James A. C. Brown
James A. C. Brown | |
|---|---|
| Born | 1911 |
| Died | 1965 (aged 53–54) |
| Alma mater | University of Edinburgh |
| Scientific career | |
| Fields | Psychiatry |
James Alexander Campbell Brown (1911–1965) was a psychiatrist who was born in Edinburgh, Scotland.[1]
Career
Brown took a degree in medicine at the University of Edinburgh. Later, he traveled to mainland Europe where he studied in many countries.
During the Second World War, Brown was a specialist in psychiatry in the Middle East. He practiced psychiatry in the army, but also gained experience in mental hospitals, prisons and selection boards. Later, he became interested in the normal individual's adjustment to society. Brown joined a large industrial concern after the war, where he worked for seven years.

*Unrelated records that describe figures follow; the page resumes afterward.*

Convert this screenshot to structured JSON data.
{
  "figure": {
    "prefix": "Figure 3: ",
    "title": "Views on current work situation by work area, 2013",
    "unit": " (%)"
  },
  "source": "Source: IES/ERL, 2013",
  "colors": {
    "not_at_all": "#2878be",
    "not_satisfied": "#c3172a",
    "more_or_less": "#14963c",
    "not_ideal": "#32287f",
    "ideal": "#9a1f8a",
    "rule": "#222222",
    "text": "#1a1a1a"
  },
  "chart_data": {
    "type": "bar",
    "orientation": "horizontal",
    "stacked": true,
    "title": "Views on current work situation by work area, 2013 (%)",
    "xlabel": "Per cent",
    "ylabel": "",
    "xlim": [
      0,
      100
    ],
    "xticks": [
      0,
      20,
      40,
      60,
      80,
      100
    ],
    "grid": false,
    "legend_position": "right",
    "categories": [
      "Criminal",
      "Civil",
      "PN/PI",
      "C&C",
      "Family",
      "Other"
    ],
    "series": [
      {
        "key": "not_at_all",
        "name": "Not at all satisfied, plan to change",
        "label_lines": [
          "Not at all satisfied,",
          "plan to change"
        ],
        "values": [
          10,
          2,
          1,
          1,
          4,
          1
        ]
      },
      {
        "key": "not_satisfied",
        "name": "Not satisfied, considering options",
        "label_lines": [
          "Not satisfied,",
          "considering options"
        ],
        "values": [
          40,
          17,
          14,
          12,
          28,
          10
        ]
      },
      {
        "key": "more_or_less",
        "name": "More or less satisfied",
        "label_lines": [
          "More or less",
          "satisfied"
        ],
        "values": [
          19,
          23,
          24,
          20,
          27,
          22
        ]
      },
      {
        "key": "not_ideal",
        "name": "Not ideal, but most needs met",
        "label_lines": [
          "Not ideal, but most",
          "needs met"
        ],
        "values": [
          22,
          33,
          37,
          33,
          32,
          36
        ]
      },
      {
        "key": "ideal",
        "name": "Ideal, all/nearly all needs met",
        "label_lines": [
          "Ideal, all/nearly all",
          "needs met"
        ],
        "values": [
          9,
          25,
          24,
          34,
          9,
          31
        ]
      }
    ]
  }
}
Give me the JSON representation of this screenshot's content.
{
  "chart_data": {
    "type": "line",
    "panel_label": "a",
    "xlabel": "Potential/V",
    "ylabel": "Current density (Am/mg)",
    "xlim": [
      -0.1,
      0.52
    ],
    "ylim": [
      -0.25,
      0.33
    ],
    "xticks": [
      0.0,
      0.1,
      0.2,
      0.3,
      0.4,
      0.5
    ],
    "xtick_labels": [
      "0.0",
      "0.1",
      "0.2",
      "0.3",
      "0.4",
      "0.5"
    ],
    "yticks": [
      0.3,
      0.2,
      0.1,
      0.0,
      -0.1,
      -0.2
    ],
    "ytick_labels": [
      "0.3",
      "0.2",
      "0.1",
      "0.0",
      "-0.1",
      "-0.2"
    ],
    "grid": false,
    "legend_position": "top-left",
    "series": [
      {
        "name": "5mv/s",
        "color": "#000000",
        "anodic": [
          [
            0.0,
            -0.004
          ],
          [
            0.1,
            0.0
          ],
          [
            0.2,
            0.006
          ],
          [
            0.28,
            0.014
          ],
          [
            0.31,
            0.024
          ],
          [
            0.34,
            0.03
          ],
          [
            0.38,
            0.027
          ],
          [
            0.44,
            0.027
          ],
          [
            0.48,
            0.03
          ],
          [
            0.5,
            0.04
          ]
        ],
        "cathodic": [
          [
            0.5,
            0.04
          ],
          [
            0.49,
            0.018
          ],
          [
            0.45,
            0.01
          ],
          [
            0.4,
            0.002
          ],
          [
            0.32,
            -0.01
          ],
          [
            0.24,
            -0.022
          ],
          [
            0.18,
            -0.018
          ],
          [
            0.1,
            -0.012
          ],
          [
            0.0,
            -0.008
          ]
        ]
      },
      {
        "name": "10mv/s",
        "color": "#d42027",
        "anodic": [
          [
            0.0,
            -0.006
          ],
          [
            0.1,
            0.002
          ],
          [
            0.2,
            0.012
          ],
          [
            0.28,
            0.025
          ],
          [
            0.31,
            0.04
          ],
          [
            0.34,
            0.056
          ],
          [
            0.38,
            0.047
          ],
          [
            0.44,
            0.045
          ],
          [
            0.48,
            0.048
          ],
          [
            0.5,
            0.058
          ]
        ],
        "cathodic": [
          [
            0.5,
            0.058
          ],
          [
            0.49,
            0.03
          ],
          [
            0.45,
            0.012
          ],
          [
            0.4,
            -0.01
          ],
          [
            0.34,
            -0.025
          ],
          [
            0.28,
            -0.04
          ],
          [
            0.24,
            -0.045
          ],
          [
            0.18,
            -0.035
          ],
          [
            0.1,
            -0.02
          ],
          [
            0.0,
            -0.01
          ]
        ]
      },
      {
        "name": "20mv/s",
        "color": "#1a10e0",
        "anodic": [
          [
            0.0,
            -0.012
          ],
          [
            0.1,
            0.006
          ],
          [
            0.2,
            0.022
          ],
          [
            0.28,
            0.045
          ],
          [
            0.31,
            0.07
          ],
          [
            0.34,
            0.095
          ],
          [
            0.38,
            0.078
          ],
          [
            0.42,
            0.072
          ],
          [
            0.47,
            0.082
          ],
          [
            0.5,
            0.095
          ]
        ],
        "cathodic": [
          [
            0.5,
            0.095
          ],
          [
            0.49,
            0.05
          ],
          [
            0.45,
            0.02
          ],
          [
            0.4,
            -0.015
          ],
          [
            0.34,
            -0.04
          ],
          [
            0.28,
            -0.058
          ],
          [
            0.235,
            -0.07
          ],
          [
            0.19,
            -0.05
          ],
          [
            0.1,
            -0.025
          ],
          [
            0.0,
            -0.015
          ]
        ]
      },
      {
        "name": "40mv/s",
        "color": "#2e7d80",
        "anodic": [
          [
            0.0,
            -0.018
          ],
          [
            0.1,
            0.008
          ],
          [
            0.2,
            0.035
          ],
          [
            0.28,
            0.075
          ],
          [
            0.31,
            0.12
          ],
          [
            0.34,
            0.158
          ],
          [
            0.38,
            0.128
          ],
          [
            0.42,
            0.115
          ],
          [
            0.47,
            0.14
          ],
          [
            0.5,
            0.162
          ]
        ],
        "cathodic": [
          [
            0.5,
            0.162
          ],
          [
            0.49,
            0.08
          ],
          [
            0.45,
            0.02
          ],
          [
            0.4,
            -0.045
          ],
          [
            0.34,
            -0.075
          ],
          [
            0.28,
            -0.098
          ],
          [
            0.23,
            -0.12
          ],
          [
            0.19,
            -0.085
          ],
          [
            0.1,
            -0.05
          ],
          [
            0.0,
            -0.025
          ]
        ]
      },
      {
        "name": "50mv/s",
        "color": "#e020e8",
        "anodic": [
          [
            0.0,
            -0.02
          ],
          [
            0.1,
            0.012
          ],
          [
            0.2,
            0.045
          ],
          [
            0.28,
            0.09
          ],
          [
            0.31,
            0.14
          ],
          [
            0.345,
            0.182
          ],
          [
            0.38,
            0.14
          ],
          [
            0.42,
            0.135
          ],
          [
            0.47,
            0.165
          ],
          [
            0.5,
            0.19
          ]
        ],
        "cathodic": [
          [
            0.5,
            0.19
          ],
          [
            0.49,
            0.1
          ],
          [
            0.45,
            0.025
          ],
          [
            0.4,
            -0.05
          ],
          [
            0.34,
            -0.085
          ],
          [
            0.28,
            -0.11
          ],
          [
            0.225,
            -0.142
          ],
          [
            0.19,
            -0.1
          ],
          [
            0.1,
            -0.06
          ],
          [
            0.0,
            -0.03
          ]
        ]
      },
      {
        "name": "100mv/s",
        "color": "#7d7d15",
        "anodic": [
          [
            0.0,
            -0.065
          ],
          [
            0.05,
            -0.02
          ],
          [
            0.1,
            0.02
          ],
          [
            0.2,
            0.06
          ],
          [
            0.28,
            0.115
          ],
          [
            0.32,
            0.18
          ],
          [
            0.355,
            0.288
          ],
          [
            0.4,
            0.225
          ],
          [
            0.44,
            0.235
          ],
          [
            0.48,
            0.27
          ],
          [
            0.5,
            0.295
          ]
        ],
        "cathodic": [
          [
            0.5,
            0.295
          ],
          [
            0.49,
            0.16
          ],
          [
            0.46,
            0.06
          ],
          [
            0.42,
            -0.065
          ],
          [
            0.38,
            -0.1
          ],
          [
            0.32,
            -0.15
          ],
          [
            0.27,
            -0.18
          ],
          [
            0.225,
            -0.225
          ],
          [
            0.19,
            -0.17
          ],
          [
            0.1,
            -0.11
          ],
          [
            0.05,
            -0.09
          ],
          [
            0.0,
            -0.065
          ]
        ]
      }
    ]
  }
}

Even though Brown was educated in a school of thought which considered mental illness mainly as an individual and biological problem, he later regarded it basically as a social one. He took the view that the mental conflicts of the neurotic are in large part induced by the sick society in which he or she lives. Thus, Brown argued that the efficiency of industry cannot be weighed solely in terms of the amount goods it produces or its financial profits, but also by considering the cost of human health and happiness the goods were produced. He expressed this view in his work The Social Psychology of Industry (1954).
Works
- The Social Psychology of Industry. Pelican Books, Vol.296. Penguin Books, Harmondsworth (Middlesex) 1954. https://doi.org/10.1037/14347-000
- Techniques of Persuasion. From propaganda to brainwashing. Pelican Books, Vol.604. Penguin Books, Harmondsworth (Middlesex) 1963. p.325
- The Distressed Mind. The thinker's library, Vol.115. Watts & Co., London 1946. p.154
- The Evolution of Society. The thinker's library, Vol.122. Watts & Co., London 1947. p.184
- Freud and the Post-Freudians. Pelican Books. Penguin Books, Harmondsworth (Middlesex) 1961.
References
- ^ "James Alexander Campbell Brown". University of Edinburgh Journal. 22: 168. 1966. Retrieved 26 November 2020.